Cell signaling technology describes the communication systems within and between cells which govern and coordinate cell activities. Understanding more about cell signaling has relevance to all biological sciences and medicine in understanding how living organisms function in health and disease. This understanding can also enable intervention, for example, in the design of drugs to prevent disease and the exploitation of biochemical pathways, for example, in biosensors in industrial applications.
Fluorescence microscopes and especially confocal fluorescence imaging, optical sectioning and 3-D reconstruction are powerful techniques that allow researchers to look into cells and tissues to identify and locate molecules of interest in and between cells. Fluorescent probes such as the genetically encoded GFP family and chemical probes are central to the observation of molecules /ions of interest.

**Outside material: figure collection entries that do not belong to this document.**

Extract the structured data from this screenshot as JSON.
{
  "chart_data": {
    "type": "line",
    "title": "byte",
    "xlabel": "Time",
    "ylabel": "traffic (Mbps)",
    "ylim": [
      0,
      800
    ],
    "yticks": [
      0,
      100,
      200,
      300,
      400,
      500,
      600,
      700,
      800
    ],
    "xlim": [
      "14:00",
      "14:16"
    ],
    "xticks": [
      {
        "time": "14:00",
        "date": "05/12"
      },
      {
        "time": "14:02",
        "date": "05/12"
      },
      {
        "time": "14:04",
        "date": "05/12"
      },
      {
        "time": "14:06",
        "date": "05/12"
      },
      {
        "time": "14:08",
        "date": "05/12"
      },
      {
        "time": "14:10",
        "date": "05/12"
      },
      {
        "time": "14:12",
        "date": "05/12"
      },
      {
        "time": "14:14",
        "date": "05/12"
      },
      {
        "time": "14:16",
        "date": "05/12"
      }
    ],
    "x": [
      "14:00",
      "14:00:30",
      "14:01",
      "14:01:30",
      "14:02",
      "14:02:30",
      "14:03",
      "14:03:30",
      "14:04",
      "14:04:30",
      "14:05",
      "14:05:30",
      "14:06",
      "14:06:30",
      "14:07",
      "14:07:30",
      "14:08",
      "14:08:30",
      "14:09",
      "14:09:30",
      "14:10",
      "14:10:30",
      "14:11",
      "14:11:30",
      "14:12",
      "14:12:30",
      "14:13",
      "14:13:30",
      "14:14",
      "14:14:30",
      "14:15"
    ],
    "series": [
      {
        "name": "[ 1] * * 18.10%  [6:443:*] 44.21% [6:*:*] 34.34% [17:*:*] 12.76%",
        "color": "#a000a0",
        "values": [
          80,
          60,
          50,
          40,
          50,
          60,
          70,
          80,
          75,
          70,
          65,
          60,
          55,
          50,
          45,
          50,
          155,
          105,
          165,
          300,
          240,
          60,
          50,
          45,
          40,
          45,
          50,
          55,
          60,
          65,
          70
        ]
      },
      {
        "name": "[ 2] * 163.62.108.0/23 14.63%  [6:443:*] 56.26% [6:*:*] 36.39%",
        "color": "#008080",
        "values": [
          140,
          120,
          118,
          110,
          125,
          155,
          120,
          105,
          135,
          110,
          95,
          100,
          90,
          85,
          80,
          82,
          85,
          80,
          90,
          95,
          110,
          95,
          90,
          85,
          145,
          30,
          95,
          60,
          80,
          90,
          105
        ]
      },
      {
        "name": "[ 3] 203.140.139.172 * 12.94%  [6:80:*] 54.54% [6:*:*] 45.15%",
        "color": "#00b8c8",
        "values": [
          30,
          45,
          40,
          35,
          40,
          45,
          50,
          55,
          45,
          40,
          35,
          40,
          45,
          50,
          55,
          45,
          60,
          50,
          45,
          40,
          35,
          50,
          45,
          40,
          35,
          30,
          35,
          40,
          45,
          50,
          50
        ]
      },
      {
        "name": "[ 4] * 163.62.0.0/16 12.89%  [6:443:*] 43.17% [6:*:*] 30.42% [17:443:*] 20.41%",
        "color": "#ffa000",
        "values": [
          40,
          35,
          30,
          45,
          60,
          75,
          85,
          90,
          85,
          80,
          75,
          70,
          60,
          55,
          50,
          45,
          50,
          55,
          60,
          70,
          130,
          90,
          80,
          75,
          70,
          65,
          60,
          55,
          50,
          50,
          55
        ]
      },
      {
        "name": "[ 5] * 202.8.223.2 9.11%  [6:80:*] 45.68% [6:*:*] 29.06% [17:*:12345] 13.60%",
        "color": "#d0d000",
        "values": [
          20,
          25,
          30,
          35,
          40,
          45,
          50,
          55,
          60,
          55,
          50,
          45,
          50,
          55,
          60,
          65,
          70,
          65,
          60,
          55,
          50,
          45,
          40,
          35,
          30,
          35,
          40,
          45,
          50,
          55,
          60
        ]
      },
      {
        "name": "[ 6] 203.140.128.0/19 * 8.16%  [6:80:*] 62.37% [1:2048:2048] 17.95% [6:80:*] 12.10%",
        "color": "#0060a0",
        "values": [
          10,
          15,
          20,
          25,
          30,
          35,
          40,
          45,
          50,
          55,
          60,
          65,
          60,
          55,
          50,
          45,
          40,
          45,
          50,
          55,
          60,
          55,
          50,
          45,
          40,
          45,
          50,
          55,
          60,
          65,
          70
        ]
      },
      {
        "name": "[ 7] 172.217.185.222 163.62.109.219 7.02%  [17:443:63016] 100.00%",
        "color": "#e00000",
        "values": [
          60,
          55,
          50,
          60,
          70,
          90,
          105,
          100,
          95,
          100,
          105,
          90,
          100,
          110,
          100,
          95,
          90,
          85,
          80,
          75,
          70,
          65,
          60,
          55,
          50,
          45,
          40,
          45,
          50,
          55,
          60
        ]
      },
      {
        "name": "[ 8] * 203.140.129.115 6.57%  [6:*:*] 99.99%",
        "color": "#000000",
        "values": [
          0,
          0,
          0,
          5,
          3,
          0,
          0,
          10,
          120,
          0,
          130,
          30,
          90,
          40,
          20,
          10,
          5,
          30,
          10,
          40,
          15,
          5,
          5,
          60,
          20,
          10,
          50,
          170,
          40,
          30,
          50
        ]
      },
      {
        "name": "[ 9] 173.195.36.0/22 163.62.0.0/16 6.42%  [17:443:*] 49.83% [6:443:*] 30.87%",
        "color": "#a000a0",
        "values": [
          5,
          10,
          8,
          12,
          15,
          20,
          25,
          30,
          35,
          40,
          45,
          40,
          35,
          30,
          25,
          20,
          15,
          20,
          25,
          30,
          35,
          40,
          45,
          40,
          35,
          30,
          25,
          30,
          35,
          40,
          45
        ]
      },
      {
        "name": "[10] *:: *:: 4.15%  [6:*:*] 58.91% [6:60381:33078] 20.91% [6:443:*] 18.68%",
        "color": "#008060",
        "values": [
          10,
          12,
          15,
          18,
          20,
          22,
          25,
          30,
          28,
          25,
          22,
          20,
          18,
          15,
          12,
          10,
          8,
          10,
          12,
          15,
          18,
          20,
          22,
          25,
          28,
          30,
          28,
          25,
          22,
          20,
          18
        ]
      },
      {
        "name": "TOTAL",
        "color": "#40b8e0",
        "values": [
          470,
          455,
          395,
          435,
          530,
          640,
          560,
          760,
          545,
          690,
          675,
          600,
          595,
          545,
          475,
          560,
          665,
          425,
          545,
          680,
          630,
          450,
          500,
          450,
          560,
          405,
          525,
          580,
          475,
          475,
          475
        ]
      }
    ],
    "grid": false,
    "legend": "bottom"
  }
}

Live cell imaging allows signaling events to be observed directly and over extended periods of time, giving researchers temporal and spatial continuity in event monitoring. The development of the GFP family of fluorescent probes allows monitoring of protein expression, locating and tracking molecules and identification of intermolecular interactions. GFPs fused to a calcium binding protein can also be used to visualize calcium signaling events central to many cell communication events. Key imaging techniques include multiphoton uncaging, FRET, FLIM, TIRF, FRAP, FLIP and BRET. Multiple probes may be used simultaneously and identified with high resolution using spectral imaging capabilities.